Crisi in Iran, umanitaria ma anche ambientale e sanitaria
I medici per l’ambiente prendono posizione sulla crisi in Iran puntando i riflettori sulla crisi ecologica e sanitaria.
La crisi in Iran continua ad aggravarsi. Dal 28 dicembre – giorno del “ritorno di fiamma” dei moti anti-regime, in realtà mai sopiti da anni – la risposta delle autorità alle manifestazioni contro la situazione economica del paese e la repressione del dissenso e della libertà di opinione è stata brutale. Fino a qualche giorno fa la fondazione del premio Nobel per la pace Narges Mohammadi parlava di almeno 2000 morti, mentre oggi il canale d’informazione iraniano con sede a Londra Iran International ipotizza fino a 12.000 morti.
Alla tragedia umanitaria, sociale e politica se ne affianca un’altra, su cui pone l’accento ISDE Italia, l’associazione dei medici per l’ambiente: “L’Iran è oggi colpito da una grave emergenza di salute planetaria, scarsità idrica, desertificazione, inquinamento atmosferico, degrado degli ecosistemi, insicurezza alimentare e impatti sanitari crescenti, in particolare sulle fasce più vulnerabili.
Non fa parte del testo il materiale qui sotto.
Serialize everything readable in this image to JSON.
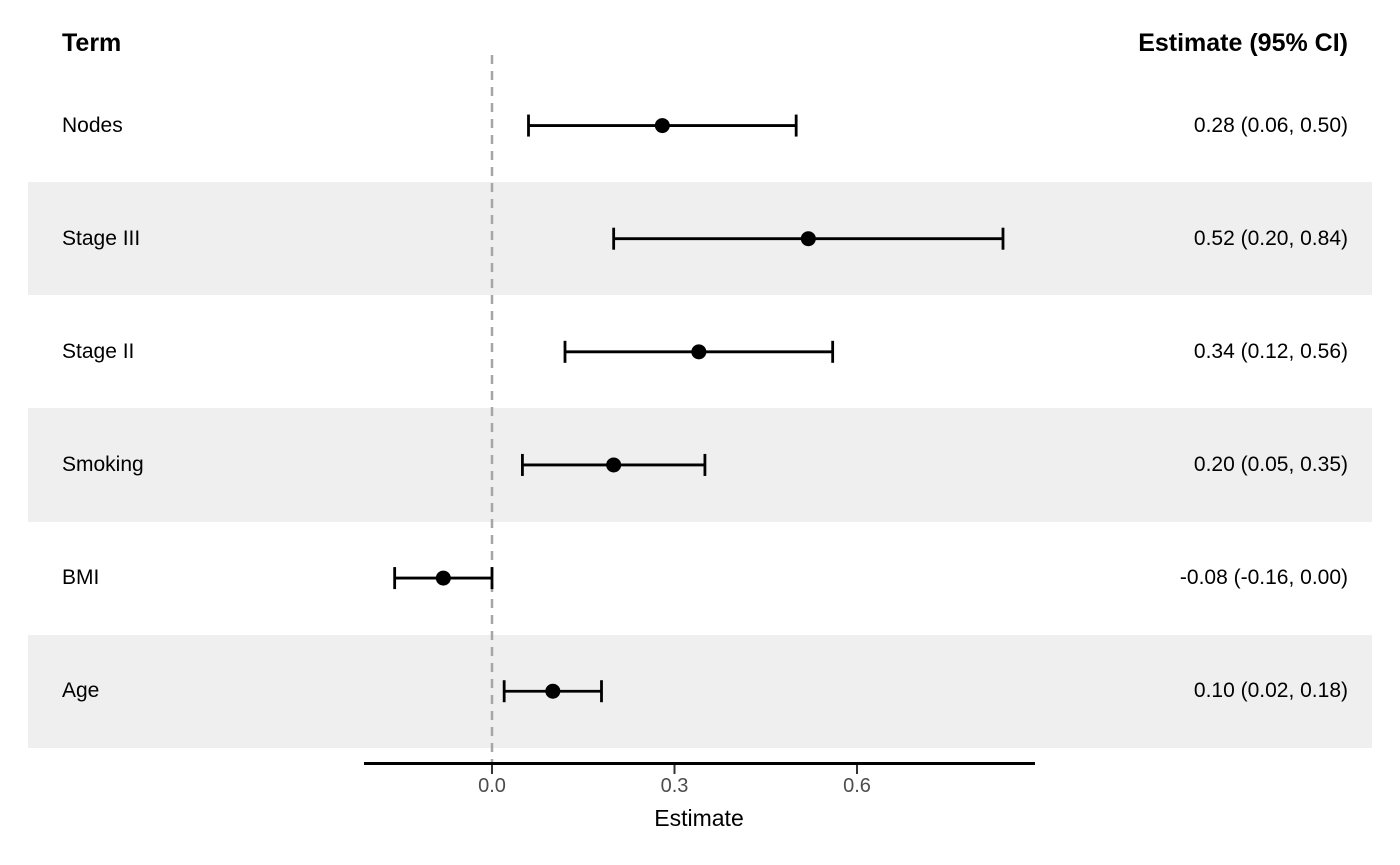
{
  "header": {
    "term": "Term",
    "estimate": "Estimate (95% CI)"
  },
  "chart_data": {
    "type": "forest",
    "title": "",
    "xlabel": "Estimate",
    "xlim": [
      -0.21,
      0.89
    ],
    "grid": false,
    "reference_line": 0,
    "x_ticks": [
      {
        "value": 0.0,
        "label": "0.0"
      },
      {
        "value": 0.3,
        "label": "0.3"
      },
      {
        "value": 0.6,
        "label": "0.6"
      }
    ],
    "rows": [
      {
        "term": "Nodes",
        "estimate": 0.28,
        "ci_low": 0.06,
        "ci_high": 0.5,
        "label": "0.28 (0.06, 0.50)"
      },
      {
        "term": "Stage III",
        "estimate": 0.52,
        "ci_low": 0.2,
        "ci_high": 0.84,
        "label": "0.52 (0.20, 0.84)"
      },
      {
        "term": "Stage II",
        "estimate": 0.34,
        "ci_low": 0.12,
        "ci_high": 0.56,
        "label": "0.34 (0.12, 0.56)"
      },
      {
        "term": "Smoking",
        "estimate": 0.2,
        "ci_low": 0.05,
        "ci_high": 0.35,
        "label": "0.20 (0.05, 0.35)"
      },
      {
        "term": "BMI",
        "estimate": -0.08,
        "ci_low": -0.16,
        "ci_high": 0.0,
        "label": "-0.08 (-0.16, 0.00)"
      },
      {
        "term": "Age",
        "estimate": 0.1,
        "ci_low": 0.02,
        "ci_high": 0.18,
        "label": "0.10 (0.02, 0.18)"
      }
    ],
    "colors": {
      "stripe": "#efefef",
      "marker": "#000000",
      "ci_line": "#000000",
      "axis_line": "#000000",
      "tick_mark": "#333333",
      "tick_label": "#4d4d4d",
      "reference_line": "#a6a6a6"
    }
  }
}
Questi fenomeni non sono eventi naturali isolati, ma il risultato di scelte politiche, economiche e geopolitiche”, scrivono i medici.
Ma la preoccupazione dell’ISDE è destata anche dalle condizioni a cui sono sottoposti colleghi e colleghe in Iran: “La repressione del dissenso, la limitazione delle libertà civili e la criminalizzazione di attivisti ambientali, ricercatori e operatori sanitari compromettono la capacità di prevenire, monitorare e affrontare le emergenze sanitarie e ambientali. Senza trasparenza, partecipazione e libertà scientifica, la tutela della salute pubblica diventa impossibile. Segnaliamo con allarme persecuzioni e arresti di professionisti sanitari, ostacoli all’accesso alle cure per persone ferite durante le proteste, censura o manipolazione di dati ambientali e sanitari e repressione delle mobilitazioni popolari legate all’acqua, al lavoro e alla salute”.
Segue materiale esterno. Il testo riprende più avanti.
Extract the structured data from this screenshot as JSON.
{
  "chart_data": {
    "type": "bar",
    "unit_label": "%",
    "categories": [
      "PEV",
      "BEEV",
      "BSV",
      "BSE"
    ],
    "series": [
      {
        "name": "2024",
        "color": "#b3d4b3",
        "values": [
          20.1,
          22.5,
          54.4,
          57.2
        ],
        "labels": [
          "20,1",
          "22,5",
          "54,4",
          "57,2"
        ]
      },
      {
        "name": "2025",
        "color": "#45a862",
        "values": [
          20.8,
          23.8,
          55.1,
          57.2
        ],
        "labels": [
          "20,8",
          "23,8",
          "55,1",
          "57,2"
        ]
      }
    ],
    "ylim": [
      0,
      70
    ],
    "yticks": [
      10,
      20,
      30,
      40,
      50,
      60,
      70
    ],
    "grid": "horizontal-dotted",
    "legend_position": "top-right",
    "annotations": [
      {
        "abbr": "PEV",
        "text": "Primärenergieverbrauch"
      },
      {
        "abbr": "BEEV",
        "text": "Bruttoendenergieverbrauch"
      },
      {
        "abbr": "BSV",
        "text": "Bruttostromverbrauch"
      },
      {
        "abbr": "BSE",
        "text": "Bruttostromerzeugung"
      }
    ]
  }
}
La crisi in Iran ha dunque diverse facce: ambientale, politica, sanitaria. Di fronte a essa, ISDE prende una posizione forte e invita tutti a fare lo stesso: “Come medici e come cittadini, affermiamo che la salute è un bene globale e politico, non neutrale rispetto ai rapporti di potere; che non esiste Planetary Health senza diritti umani, pace e giustizia ambientale; che la protezione degli operatori sanitari, dei ricercatori e degli ambientalisti è una priorità etica internazionale.
In conclusione, i medici per l’ambiente avanzano diverse richieste indirizzate alla comunità nazionale e internazionale, alle istituzioni sanitarie globali e ai governi: garantire la tutela dei professionisti della salute, assicurare accesso alle cure e ai farmaci, promuovere trasparenza scientifica e ambientale, valutare sistematicamente gli effetti sanitari e ambientali delle scelte geopolitiche. “Il silenzio di fronte a queste violazioni non è neutralità: è corresponsabilità”, chiosa l’associazione.